Input data being binary, I use Python to read data out and pass them to R, then collect results to output.

Data are organized into pieces, each being around 100 Bytes (1Byte per value * 100 values).

They just work now, but the speed is very low. Here are some of my test on 1GB size (that is, 10^7 pieces) of data:

If I disable Rpy2 calls to make a dry run, it takes about 90min for Python to loop all through on a Intel(R) Xeon(TM) CPU 3.06GHz using one single thread.

If I enable full functionality and multithreading on that Xeon dual core, it (will by estimation) take ~200hrs for the program to finish.

I killed the Python program several times the call stack is almost alwarys pointing to Rpy2 function interface. I also did profiling, which gives similar results.

All these observations indicates the R part called by Rpy2 is the bottleneck. So I profiled a standalone version of my R program, but the profiling summary points to "Anonymous". I am still pushing my way to see which part of my R script is the most time consuming one. *updated, see my edit below**

There are two suspicious candidates through, one being a continuous wavelets transformation (CWT) and wavelets transformation modulus maxima (WTMM) using wmtsa from cran[1], the other being a non-linear fitting of ex-gaussion curve.

What come to my mind are:

  1. for fitting, I could substitute R routing with inline C code? there are many fitting library available in C and fortran... (idea from the net; I never did that; unsure)

  2. for wavelet algorithms.... I would have to analyze the wmtsa package to rewrite hotspots in C? .... reimplementing the entire wmtsa package using C or fortran would be very non-trivial for me. I have not much programming experience.

  3. the data piece in file is organized in 20 consecutive Bytes, which I could map directly to a C-like char* array? at present my Python program just read one Byte at a time and append it to a list, which is slow. This part of code takes 1.5 hrs vs. ~200 hrs for R, so not that urgent.

This is the first time I meet program efficiency in solving real problems . I STFW and felt overwhelmed by the informations. Please give me some advice for what to do next and how.



  1. http://cran.r-project.org/web/packages/wmtsa/index.html

* Update *

Thanks to proftools from cran, I managed to create a call stack graph. And I could see that ~56% of the time are spent on wmtsa, code snippet is like:

W <- wavCWT(s,wavelet="gaussian1",variance=1/p) # 1/4
W.tree <-wavCWTTree(W) # 1/2
holderSpectrum(W.tree) # 1/4

~28% of time is spent on nls:

nls(y ~ Q * dexGAUS(x, m, abs(s), abs(n)) + B, start = list(Q = 1000, m = h$time[i], s = 3, n = 8, B = 0), algorithm="default", trace=FALSE)
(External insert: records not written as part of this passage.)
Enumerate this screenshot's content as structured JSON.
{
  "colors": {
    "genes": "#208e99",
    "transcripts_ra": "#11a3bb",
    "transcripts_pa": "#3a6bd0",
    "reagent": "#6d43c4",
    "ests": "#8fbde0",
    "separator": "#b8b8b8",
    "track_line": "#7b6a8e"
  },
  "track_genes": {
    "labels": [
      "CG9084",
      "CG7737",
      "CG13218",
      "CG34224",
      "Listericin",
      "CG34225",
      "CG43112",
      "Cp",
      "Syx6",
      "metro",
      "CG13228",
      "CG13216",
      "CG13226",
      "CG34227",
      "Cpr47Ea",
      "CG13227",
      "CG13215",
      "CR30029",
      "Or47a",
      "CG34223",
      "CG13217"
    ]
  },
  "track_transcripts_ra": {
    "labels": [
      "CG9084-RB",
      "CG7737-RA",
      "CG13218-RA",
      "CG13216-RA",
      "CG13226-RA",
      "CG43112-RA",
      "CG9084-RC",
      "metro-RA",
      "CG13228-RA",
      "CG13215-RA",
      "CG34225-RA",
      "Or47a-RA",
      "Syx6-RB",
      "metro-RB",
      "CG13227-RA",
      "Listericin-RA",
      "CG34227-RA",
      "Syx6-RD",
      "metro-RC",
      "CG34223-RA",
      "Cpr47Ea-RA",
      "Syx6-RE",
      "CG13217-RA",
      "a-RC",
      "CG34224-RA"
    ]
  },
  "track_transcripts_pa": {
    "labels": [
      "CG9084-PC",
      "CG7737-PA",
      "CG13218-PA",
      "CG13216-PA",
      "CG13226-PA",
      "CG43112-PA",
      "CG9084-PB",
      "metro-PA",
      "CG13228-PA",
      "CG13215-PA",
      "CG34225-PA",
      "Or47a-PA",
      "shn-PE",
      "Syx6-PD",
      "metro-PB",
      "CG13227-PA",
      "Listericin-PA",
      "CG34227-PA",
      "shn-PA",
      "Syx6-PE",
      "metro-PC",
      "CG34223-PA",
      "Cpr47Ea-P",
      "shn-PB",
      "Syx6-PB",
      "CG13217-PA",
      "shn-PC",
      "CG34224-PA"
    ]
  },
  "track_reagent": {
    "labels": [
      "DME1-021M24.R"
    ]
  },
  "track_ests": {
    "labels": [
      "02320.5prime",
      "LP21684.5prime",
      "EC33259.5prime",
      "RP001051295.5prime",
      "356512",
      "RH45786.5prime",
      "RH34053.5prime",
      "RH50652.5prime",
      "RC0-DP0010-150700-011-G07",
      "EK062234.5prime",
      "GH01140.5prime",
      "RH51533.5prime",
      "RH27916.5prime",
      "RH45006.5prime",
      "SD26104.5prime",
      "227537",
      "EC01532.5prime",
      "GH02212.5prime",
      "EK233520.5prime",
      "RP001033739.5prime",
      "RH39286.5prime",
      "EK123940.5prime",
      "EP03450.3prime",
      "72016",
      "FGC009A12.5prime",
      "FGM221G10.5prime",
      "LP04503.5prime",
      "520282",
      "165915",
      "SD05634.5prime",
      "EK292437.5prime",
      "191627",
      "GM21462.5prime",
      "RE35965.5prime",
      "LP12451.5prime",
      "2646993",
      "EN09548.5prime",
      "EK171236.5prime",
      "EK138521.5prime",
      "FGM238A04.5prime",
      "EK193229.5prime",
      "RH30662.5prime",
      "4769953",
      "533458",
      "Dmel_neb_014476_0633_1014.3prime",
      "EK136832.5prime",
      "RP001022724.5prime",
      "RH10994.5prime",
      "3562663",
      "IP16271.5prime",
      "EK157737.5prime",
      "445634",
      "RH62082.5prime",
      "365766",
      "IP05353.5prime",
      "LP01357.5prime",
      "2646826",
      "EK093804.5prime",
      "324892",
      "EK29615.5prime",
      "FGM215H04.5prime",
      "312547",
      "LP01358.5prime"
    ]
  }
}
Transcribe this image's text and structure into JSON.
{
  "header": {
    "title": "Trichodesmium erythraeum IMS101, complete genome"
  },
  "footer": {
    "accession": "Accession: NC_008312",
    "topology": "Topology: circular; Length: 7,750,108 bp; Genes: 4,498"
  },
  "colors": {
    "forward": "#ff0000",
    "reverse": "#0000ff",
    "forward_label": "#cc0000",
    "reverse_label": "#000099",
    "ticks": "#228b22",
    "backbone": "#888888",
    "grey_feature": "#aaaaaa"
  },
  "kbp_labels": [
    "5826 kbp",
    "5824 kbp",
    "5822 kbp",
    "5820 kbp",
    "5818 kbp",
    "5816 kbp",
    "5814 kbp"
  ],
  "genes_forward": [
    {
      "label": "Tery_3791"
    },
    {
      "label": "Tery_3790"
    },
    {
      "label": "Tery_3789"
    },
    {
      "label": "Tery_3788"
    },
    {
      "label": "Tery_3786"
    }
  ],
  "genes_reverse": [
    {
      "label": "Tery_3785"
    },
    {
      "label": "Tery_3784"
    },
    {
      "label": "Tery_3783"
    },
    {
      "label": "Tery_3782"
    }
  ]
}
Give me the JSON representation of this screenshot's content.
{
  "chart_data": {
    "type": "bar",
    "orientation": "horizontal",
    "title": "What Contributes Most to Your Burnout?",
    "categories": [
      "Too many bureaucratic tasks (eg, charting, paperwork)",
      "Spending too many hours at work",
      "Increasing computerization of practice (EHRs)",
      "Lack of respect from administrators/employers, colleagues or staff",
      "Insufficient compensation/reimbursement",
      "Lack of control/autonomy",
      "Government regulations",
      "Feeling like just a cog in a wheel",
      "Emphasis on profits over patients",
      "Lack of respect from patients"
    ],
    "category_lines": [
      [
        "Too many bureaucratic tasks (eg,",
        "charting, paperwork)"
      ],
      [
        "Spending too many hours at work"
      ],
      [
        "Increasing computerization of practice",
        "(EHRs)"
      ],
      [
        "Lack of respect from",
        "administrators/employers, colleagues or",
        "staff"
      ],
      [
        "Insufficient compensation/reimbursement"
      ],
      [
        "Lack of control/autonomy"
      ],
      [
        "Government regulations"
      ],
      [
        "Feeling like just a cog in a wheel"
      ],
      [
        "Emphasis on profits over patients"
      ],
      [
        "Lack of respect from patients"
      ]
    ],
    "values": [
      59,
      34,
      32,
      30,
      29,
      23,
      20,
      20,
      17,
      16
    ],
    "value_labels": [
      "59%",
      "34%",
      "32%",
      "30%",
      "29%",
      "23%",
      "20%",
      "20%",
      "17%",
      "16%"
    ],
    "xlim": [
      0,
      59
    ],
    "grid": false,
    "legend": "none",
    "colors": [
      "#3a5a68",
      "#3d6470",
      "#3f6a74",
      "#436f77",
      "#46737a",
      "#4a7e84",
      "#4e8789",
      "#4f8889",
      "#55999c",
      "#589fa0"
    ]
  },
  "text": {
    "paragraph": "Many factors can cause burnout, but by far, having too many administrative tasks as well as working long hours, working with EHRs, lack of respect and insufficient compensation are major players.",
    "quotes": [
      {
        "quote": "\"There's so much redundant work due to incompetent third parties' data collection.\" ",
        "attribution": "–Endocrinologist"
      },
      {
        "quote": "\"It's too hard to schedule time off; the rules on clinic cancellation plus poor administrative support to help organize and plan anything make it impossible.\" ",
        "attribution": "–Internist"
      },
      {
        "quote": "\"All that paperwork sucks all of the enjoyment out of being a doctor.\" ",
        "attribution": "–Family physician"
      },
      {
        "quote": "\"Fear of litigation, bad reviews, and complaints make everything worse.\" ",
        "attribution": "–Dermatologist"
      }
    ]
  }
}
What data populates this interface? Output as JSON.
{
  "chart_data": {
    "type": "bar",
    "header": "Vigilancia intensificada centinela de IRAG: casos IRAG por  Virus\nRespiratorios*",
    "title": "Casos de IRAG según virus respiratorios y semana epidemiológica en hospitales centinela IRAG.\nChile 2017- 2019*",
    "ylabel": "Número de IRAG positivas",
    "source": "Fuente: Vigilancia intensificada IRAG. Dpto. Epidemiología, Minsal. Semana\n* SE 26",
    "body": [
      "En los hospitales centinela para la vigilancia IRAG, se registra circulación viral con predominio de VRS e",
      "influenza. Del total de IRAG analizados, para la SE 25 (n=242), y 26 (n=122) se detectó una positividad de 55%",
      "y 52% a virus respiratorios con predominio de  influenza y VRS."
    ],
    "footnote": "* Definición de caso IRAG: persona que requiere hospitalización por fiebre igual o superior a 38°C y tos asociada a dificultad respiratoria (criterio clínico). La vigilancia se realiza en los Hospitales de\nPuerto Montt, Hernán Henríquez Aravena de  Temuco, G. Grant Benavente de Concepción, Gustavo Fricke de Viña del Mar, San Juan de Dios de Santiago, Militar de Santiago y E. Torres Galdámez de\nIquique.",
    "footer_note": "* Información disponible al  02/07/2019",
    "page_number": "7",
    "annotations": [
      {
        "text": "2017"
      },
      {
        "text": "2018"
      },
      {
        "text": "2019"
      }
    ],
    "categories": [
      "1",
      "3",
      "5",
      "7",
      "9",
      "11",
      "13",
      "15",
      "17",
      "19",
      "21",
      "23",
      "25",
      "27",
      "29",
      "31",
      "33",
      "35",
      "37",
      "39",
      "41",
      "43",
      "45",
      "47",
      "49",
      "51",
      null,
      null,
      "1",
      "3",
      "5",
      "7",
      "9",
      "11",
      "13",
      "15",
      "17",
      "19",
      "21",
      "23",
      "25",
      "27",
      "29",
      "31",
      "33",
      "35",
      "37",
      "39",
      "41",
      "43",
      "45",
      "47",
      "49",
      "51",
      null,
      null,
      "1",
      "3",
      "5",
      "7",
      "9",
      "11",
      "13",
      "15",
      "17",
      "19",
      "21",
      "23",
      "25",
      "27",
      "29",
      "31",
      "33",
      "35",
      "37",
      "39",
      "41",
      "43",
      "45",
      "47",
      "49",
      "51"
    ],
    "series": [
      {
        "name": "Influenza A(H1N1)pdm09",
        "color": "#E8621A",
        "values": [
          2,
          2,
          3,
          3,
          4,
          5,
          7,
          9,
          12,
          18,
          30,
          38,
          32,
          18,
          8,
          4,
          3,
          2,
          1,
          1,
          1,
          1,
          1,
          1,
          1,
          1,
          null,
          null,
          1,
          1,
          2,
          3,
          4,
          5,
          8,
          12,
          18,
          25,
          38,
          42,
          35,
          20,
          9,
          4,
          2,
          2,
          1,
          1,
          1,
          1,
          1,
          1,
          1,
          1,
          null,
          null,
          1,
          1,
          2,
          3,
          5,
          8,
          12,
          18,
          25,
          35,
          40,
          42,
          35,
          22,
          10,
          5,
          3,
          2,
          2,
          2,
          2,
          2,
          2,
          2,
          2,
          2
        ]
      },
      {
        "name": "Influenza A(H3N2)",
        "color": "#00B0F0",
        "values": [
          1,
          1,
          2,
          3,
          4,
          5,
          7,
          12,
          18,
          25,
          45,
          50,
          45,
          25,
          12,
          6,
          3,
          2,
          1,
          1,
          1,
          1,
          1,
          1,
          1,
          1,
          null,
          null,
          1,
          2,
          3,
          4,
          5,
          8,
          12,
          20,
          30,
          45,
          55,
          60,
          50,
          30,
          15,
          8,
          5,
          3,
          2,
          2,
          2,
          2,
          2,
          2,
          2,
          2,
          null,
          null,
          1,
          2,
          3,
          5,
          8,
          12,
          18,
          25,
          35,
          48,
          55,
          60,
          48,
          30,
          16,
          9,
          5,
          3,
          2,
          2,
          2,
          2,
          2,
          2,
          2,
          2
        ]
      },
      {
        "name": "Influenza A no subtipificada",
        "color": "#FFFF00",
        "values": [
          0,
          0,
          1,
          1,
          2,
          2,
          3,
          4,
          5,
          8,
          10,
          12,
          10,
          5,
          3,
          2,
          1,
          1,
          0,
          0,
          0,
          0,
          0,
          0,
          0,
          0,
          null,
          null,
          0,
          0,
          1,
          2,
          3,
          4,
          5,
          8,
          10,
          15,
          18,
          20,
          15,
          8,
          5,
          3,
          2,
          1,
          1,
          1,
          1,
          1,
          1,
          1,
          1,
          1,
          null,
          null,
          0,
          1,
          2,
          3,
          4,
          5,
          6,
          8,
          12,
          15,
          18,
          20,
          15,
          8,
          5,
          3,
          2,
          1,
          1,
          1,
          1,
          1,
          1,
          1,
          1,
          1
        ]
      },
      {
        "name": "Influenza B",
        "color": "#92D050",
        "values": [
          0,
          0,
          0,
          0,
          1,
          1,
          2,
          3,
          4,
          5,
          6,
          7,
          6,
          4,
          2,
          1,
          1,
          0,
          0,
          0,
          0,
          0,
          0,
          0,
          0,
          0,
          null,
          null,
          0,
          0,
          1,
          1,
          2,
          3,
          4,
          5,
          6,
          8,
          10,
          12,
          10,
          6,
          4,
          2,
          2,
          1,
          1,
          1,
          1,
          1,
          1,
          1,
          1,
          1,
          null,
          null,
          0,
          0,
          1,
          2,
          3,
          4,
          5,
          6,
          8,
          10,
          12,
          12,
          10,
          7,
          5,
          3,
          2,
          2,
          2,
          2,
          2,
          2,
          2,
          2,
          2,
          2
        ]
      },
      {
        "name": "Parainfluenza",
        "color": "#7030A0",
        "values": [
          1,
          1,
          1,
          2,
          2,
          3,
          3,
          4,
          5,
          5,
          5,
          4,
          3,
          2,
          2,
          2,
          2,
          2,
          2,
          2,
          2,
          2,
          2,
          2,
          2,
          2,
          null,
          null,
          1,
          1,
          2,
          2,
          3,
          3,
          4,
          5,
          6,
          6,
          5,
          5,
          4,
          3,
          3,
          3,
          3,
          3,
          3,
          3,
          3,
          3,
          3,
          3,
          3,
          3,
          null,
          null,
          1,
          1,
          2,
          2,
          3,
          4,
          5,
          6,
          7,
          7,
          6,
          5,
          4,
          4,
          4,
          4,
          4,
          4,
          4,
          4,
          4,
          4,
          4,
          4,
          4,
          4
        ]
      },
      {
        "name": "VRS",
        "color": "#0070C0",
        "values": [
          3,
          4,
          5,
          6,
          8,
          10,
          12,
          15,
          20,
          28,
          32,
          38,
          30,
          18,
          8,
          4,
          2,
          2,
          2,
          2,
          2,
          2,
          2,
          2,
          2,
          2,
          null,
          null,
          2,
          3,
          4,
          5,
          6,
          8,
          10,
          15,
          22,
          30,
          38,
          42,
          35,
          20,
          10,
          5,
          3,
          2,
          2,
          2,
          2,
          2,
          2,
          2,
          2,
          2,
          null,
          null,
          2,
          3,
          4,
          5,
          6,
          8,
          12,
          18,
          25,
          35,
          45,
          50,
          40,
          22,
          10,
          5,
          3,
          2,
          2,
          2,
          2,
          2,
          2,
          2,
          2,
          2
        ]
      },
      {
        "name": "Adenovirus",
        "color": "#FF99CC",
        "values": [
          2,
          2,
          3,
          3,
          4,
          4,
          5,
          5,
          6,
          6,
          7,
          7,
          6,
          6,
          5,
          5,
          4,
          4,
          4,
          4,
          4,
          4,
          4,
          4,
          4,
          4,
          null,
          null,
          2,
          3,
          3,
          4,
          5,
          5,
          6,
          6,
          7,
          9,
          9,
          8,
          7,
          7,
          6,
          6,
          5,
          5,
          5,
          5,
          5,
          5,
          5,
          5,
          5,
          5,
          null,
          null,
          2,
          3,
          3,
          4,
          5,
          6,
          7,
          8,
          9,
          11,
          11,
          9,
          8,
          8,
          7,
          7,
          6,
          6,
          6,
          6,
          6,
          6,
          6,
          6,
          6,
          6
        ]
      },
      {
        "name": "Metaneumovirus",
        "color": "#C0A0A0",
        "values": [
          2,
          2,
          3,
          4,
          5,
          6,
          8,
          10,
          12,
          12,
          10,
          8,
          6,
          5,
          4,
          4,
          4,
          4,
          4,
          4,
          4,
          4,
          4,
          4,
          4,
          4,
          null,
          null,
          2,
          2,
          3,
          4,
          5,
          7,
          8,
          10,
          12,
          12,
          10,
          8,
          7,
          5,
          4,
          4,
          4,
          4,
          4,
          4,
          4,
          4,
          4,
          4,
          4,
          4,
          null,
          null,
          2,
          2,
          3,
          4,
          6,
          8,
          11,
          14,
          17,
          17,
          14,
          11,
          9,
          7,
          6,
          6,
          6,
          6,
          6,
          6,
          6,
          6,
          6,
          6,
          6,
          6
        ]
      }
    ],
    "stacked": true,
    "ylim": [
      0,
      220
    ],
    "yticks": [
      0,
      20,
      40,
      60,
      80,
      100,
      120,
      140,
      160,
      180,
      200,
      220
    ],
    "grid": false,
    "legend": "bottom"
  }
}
where evaluation of dexGAUS from gamlss.dist package takes the majority of time.

remaining ~10% of R time are spent on data passing/split/aggregation/subset.

+1  A: 

For option 3.. getting your data in efficiently... read it all in as one long str type in python with a single read from the file. Let's assume it's called myStr.

import array
myNums = array.array('B', myStr)

Now myNums is an array of each byte easily converted... see help(array.array)... in fact, looking at that it looks like you can get it directly from a file that way through the array.

That should get rid of 1.4 hours of your data reading.

and then as I read your question more carefully it looks like you aren't asking python to do anything that could not be entirely done in R. So, why the python code at all?
I just don't know know to process highly customized data in R. And I use python for lexical analysis in the description region of the data file.
+1  A: 

My understanding is that you have:

  • python code that uses rpy2 in places

  • performance issues that can be traced to calls to rpy2

  • the performance issues do not currently appear to have much to do with rpy2 itself, as the underlying R is largely responsible for the running time

  • a part of your R code was reading bytes one at a time and append them to a list, which you improved by moving that part to Python

It is somehow hard to try helping without seeing the actual code and you may want to consider:

  • a buffering strategies for reading bytes (as this was already answered by John).

  • work on optimizing your R code

  • consider trivial parallelization (and eventually rent compute space on the cloud)

Hi lgautier, your understandings are right, except the 4th: I read the data from binary from with Python then pass them to R via Rpy. That reading strategy is byte-by-byte and not optimized.I have used trivial parallelization, and the time consumed is still not acceptable. I have some updates on profiling R code in my post. Plz take a look :)